Sultanah Nahrisyah atau Nahrasiyah adalah keturunan Sultan Malik as-Saleh, merupakan raja
perempuan pertama di Aceh yang memimpin Kerajaan Samudera Pasai. Samudera Pasai
sendiri merupakan kerajaan Islam pertama di Indonesia yang berdiri sejak tahun 1267
Masehi. Sulthanah Nahrisyah memimpin kerajaan Samudera Pasai menggantikan Sulthan
Zainal Abidin yang mangkat tahun 1405 Masehi. Sulthanah Nahrisyah wafat di tahun 1428
Masehi dan dimakamkan berdampingan dengan makam ayahnya, Sultan Zainal Abidin,
merupakan makam terindah di Asia Tenggara.

Nisan Sulthanah Nahrisyah dipenuhi aksara Arab berbahasa Arab dan Melayu Kuno dengan
khat Kufi yang indah, yaitu kaligrafi Arab tertua yang berasal dari kota Kufah. Nisan tersebut
memuat keterangan bahwa bahwa “Inilah kubur wanita yang bercahaya yang suci, Ratu yang
terhormat, Almarhumah yang diampunkan dosanya Nahrasiyah, putri Sultan Zainal Abidin
putra Sultan Ahmad putra Sultan Muhammad putra Sultan Malik As-Shaleh. Kepada mereka
itu dicurahkan rahmat dan diampunkan dosanya, mangkat dengan rahmat Allah pada hari
Senin 17 Dzulhijah 831 H/ 1428”. Selain itu dituliskan ayat Kursi, surah Yasin, kalimat
Syahadat, penggalan surah Ali Imran ayat 18-19 dan surah Al Baqarah ayat 285-286.

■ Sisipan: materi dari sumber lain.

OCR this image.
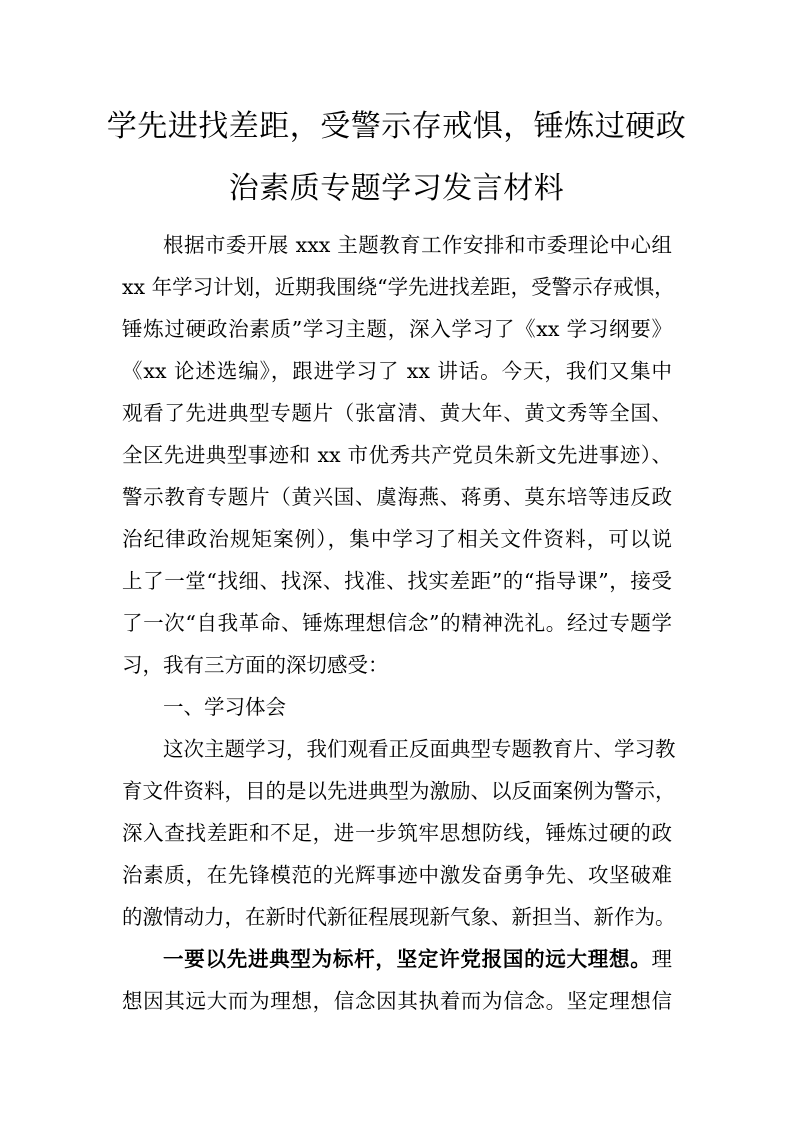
学先进找差距，受警示存戒惧，锤炼过硬政
治素质专题学习发言材料
根据市委开展 xxx 主题教育工作安排和市委理论中心组
xx 年学习计划，近期我围绕“学先进找差距，受警示存戒惧，
锤炼过硬政治素质”学习主题，深入学习了《xx 学习纲要》
《xx 论述选编》，跟进学习了 xx 讲话。今天，我们又集中
观看了先进典型专题片（张富清、黄大年、黄文秀等全国、
全区先进典型事迹和 xx 市优秀共产党员朱新文先进事迹）、
警示教育专题片（黄兴国、虞海燕、蒋勇、莫东培等违反政
治纪律政治规矩案例），集中学习了相关文件资料，可以说
上了一堂“找细、找深、找准、找实差距”的“指导课”，接受
了一次“自我革命、锤炼理想信念”的精神洗礼。经过专题学
习，我有三方面的深切感受：
一、学习体会
这次主题学习，我们观看正反面典型专题教育片、学习教
育文件资料，目的是以先进典型为激励、以反面案例为警示，
深入查找差距和不足，进一步筑牢思想防线，锤炼过硬的政
治素质，在先锋模范的光辉事迹中激发奋勇争先、攻坚破难
的激情动力，在新时代新征程展现新气象、新担当、新作为。
一要以先进典型为标杆，坚定许党报国的远大理想。理
想因其远大而为理想，信念因其执着而为信念。坚定理想信
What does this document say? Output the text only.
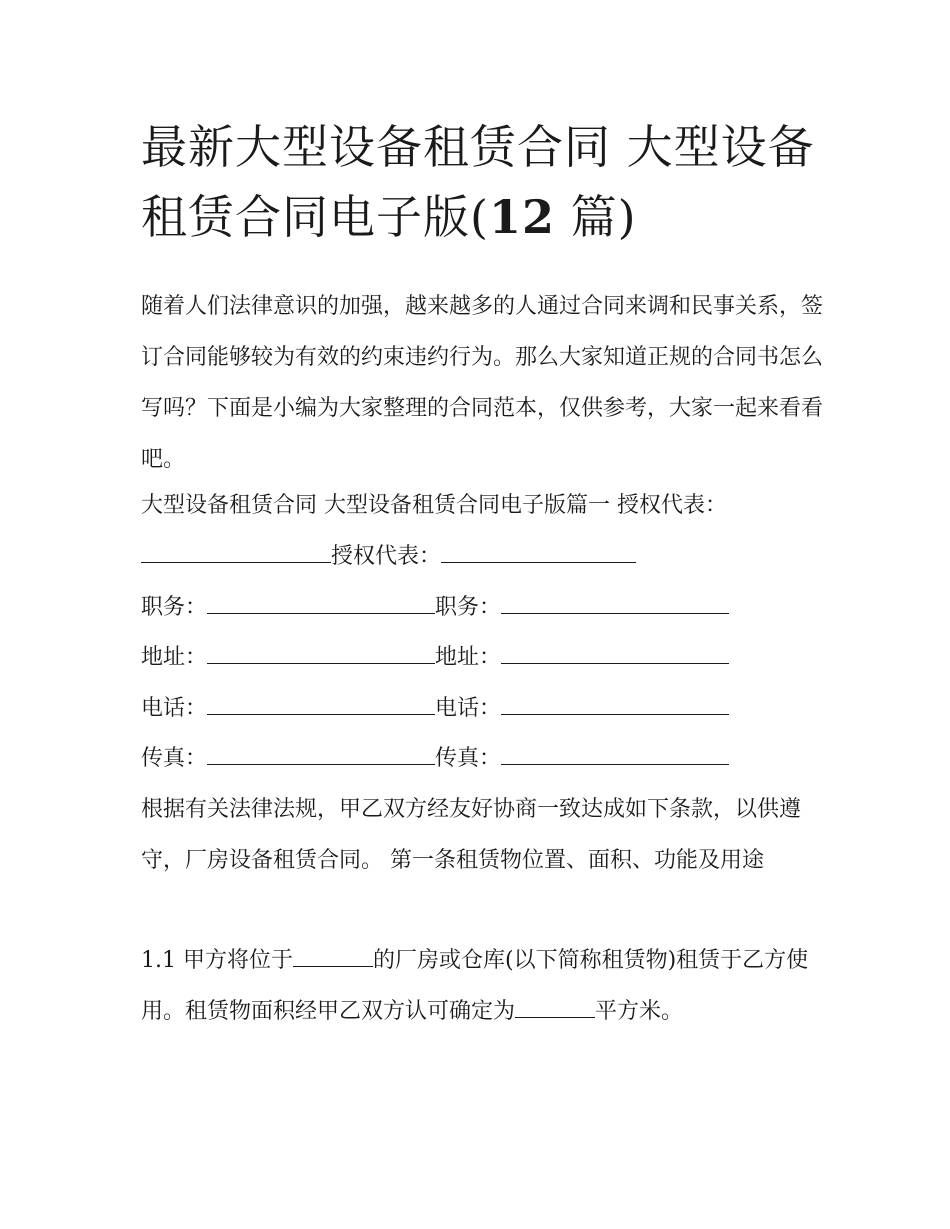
最新大型设备租赁合同 大型设备租赁合同电子版(12 篇)

随着人们法律意识的加强，越来越多的人通过合同来调和民事关系，签订合同能够较为有效的约束违约行为。那么大家知道正规的合同书怎么写吗？下面是小编为大家整理的合同范本，仅供参考，大家一起来看看吧。

大型设备租赁合同 大型设备租赁合同电子版篇一 授权代表：
授权代表：

职务：	职务：

地址：	地址：

电话：	电话：

传真：	传真：

根据有关法律法规，甲乙双方经友好协商一致达成如下条款，以供遵守，厂房设备租赁合同。 第一条租赁物位置、面积、功能及用途

1.1 甲方将位于	的厂房或仓库(以下简称租赁物)租赁于乙方使用。租赁物面积经甲乙双方认可确定为	平方米。
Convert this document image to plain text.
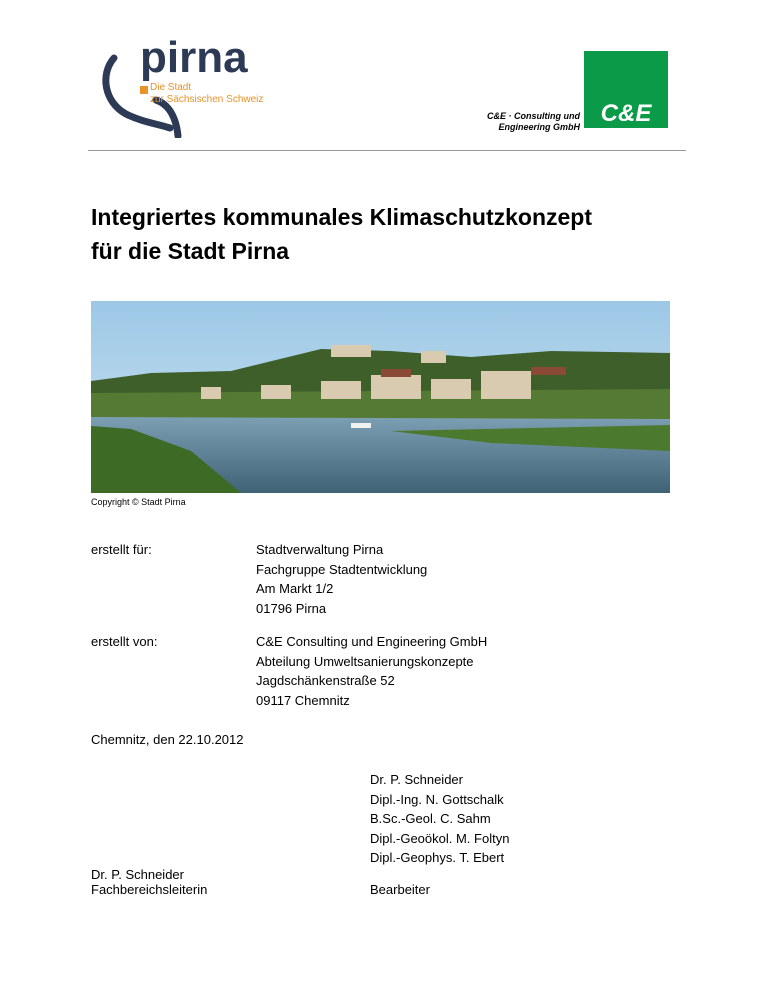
pirna
Die Stadt
zur Sächsischen Schweiz
C&E
C&E · Consulting und
Engineering GmbH
Integriertes kommunales Klimaschutzkonzept
für die Stadt Pirna
Copyright © Stadt Pirna
erstellt für:	Stadtverwaltung Pirna
Fachgruppe Stadtentwicklung
Am Markt 1/2
01796 Pirna
erstellt von:	C&E Consulting und Engineering GmbH
Abteilung Umweltsanierungskonzepte
Jagdschänkenstraße 52
09117 Chemnitz
Chemnitz, den 22.10.2012
Dr. P. Schneider
Dipl.-Ing. N. Gottschalk
B.Sc.-Geol. C. Sahm
Dipl.-Geoökol. M. Foltyn
Dipl.-Geophys. T. Ebert
Dr. P. Schneider
Fachbereichsleiterin	Bearbeiter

J.P. Moquette berpendapat bahwa nisan Maulana Malik Ibrahimdi Gresik, Jawa Timur dan
nisan Sultanah Nahrisyah atau Nahrasiyah berasal dari Cambay, Gujarat, India. Pendapatnya
ini didasarkan atas kesamaan bahan, jenis huruf, dan cara menulis pada nisan Maulana Malik
Ibrahim, nisan Sultanah Nahrsaiyah dengan sebuah nisan dari Cambay, yaitu nisan Umar bin
Ahmad al Khazaruni yang wafat pada tahun 1333.